19 February 2007.
The poet Lawrence Ferlinghetti has a section of practical advice in his book San Francisco Poems. I can’t recall the exact words, but he wrote something about the importance of working at a frontier, a city or a place with a creative culture. Work that involves using your mind in new and experimental ways is not possible if not supported by a culture of creativity. The image of an individual genius working alone is romantic rather than realistic, and in reality creative thinking is teamwork. The context for Ferlinghetti is that he laments that San Francisco is no longer the haven for artists and poets that it once was. (Virginia Postrel elaborates on the same idea in her book The Future and Its Enemies.)

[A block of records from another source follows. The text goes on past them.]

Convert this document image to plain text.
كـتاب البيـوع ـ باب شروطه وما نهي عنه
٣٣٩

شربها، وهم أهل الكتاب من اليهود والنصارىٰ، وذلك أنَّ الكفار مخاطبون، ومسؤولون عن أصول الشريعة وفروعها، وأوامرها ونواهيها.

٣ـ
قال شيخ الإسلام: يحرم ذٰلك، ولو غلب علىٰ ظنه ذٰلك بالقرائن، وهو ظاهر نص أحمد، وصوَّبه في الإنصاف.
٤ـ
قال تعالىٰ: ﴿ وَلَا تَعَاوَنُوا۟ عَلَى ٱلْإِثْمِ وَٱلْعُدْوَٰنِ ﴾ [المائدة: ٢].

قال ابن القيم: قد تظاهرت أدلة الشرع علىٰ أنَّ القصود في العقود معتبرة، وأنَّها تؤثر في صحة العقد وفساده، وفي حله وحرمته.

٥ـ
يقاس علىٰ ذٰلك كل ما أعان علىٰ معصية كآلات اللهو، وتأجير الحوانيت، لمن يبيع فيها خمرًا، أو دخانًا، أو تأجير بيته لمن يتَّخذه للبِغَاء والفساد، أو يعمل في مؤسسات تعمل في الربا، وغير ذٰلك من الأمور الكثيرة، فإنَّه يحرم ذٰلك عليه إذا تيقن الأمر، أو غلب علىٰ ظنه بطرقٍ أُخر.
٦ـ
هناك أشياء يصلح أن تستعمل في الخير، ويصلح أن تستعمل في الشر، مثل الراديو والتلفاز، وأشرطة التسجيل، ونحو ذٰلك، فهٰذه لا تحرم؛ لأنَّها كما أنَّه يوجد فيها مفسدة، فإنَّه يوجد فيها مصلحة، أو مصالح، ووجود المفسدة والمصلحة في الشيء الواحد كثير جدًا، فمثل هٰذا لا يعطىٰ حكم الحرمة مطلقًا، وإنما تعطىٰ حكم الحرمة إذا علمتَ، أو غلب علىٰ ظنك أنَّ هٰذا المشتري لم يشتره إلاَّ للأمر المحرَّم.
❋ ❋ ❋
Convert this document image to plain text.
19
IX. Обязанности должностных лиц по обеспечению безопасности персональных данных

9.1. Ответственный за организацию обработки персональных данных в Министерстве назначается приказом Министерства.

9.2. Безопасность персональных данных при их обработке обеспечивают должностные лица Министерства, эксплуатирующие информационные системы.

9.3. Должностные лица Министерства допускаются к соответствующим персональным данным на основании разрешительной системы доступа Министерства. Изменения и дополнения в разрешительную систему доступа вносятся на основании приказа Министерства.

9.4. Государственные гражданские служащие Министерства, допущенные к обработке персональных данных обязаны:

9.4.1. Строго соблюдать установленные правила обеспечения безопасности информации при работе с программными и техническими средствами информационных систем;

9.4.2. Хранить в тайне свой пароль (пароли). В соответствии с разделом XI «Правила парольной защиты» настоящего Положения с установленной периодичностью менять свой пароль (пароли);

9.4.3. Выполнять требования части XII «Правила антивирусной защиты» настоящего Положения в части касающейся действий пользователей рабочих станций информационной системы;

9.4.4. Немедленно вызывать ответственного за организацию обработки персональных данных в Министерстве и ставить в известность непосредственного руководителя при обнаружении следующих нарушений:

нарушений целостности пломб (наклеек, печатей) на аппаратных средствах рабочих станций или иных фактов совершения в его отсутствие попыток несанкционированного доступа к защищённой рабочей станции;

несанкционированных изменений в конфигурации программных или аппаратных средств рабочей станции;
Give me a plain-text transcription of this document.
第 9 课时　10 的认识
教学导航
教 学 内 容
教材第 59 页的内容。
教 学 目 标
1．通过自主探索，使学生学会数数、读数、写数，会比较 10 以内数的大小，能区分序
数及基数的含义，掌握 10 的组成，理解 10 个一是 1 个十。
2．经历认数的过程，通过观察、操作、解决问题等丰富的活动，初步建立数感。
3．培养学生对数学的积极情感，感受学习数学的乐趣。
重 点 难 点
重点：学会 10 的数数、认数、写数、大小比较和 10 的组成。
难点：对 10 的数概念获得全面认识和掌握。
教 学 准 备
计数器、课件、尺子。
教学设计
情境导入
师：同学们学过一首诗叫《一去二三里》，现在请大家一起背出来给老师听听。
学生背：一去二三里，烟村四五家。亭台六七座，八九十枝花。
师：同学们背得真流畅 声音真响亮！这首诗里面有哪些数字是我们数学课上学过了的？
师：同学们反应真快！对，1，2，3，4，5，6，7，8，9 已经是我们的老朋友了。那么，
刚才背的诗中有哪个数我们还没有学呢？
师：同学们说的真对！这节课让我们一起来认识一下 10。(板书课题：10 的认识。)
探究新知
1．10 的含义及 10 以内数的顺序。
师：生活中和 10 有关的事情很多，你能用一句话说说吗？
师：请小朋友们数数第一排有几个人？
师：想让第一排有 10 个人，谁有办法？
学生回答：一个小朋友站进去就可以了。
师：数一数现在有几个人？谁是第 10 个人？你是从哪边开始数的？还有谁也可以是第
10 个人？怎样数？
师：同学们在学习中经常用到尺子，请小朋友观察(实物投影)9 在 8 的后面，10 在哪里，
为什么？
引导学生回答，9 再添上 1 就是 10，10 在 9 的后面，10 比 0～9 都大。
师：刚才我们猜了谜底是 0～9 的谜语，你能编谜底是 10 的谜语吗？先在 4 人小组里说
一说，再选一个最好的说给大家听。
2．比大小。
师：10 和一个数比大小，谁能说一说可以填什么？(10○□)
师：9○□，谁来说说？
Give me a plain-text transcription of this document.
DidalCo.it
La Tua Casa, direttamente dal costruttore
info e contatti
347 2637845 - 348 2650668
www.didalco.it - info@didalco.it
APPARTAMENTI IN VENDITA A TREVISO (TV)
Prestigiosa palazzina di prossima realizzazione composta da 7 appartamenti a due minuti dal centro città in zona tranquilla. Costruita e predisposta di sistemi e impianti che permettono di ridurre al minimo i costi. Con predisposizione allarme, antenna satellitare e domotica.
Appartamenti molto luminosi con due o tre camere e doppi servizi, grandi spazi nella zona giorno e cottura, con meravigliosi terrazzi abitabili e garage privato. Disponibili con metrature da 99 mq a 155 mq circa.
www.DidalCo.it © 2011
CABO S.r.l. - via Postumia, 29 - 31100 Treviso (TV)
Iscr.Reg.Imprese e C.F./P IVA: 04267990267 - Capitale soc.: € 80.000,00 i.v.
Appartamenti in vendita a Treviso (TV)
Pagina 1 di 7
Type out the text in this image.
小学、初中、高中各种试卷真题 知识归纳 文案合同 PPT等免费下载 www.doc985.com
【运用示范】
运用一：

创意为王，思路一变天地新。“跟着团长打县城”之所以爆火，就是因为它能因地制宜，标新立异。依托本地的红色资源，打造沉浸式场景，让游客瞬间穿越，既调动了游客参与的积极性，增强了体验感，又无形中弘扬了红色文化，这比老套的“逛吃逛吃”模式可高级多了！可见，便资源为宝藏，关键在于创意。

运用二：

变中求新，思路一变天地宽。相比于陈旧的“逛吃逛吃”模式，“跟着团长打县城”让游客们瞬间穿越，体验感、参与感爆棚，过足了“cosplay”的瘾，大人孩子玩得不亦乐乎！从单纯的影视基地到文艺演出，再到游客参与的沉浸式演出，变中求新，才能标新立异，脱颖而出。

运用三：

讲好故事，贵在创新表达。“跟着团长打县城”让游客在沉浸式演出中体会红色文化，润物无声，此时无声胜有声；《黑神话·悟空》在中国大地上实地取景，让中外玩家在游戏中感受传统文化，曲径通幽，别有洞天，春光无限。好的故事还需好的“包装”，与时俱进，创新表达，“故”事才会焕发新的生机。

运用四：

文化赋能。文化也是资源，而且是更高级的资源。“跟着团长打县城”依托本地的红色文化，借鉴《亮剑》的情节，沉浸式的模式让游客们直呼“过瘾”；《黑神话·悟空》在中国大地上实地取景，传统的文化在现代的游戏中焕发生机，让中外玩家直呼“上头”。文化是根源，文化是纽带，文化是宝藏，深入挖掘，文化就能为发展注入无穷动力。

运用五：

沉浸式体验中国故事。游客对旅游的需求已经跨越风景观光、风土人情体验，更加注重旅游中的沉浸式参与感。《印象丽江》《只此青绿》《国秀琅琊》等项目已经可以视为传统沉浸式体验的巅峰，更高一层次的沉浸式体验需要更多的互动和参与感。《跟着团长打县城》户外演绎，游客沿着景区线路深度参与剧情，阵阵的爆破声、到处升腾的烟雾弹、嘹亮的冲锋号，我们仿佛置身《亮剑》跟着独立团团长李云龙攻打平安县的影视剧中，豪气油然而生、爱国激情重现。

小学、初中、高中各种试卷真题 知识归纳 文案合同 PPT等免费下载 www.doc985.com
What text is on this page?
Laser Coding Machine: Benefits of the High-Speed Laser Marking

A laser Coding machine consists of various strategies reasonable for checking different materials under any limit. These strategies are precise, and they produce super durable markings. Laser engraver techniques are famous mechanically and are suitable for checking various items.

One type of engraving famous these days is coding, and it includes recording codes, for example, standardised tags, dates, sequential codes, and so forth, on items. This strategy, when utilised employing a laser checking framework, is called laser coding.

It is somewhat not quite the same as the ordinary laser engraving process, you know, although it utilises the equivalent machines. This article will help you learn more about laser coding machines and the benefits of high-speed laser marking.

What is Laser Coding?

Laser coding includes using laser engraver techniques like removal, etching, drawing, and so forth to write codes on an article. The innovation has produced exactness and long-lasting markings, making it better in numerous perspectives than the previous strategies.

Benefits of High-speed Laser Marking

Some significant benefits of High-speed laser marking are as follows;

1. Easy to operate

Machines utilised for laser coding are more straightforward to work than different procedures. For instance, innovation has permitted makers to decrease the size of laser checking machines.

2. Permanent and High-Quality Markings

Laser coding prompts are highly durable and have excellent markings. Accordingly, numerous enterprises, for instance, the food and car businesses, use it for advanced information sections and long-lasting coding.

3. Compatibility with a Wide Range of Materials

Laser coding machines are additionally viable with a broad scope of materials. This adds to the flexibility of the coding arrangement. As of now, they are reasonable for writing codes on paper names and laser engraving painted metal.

It is no secret that I have been thinking a lot about staying in Florence for a longer time. If I find a job here, who knows? But is this town a frontier? It was. And it was not just a frontier, but the model for all future frontiers. But the Renaissance was five hundred years ago. I am not saying that there is no creativity here; I am sure there is, although as a newcomer I don’t really know of it all. But the question for me to think about during the next months is if the city is moving ahead or looking back. Furthermore, is Helsinki a frontier? And if not, where are the frontiers of today? If you know, let me know too!
I moved to the larger room I have been dreaming about for the last couple of weeks. The location of this apartment is perhaps a bit better too, and the new roomies all seem nice. And someone in the vicinity has been, depending on how you look at it, thoughtful or thoughtless enough to leave his wireless network unprotected, which means that I can now get to the Internet from my very own room! Even if there are times I cannot access the network, I am happy.
My classes began on Monday. I am taking a bit of philosophy and a bit of Italian literature. I have no need to pass any exams here, so I have no stress about my studies. However, things look good. Obviously I cannot understand every word a professor says, but it seems that they speak pretty understandable Italian. One professor already told me that I speak pretty good Italian; even though it was more of a compliment than a realistic judgment, it made me feel pretty good.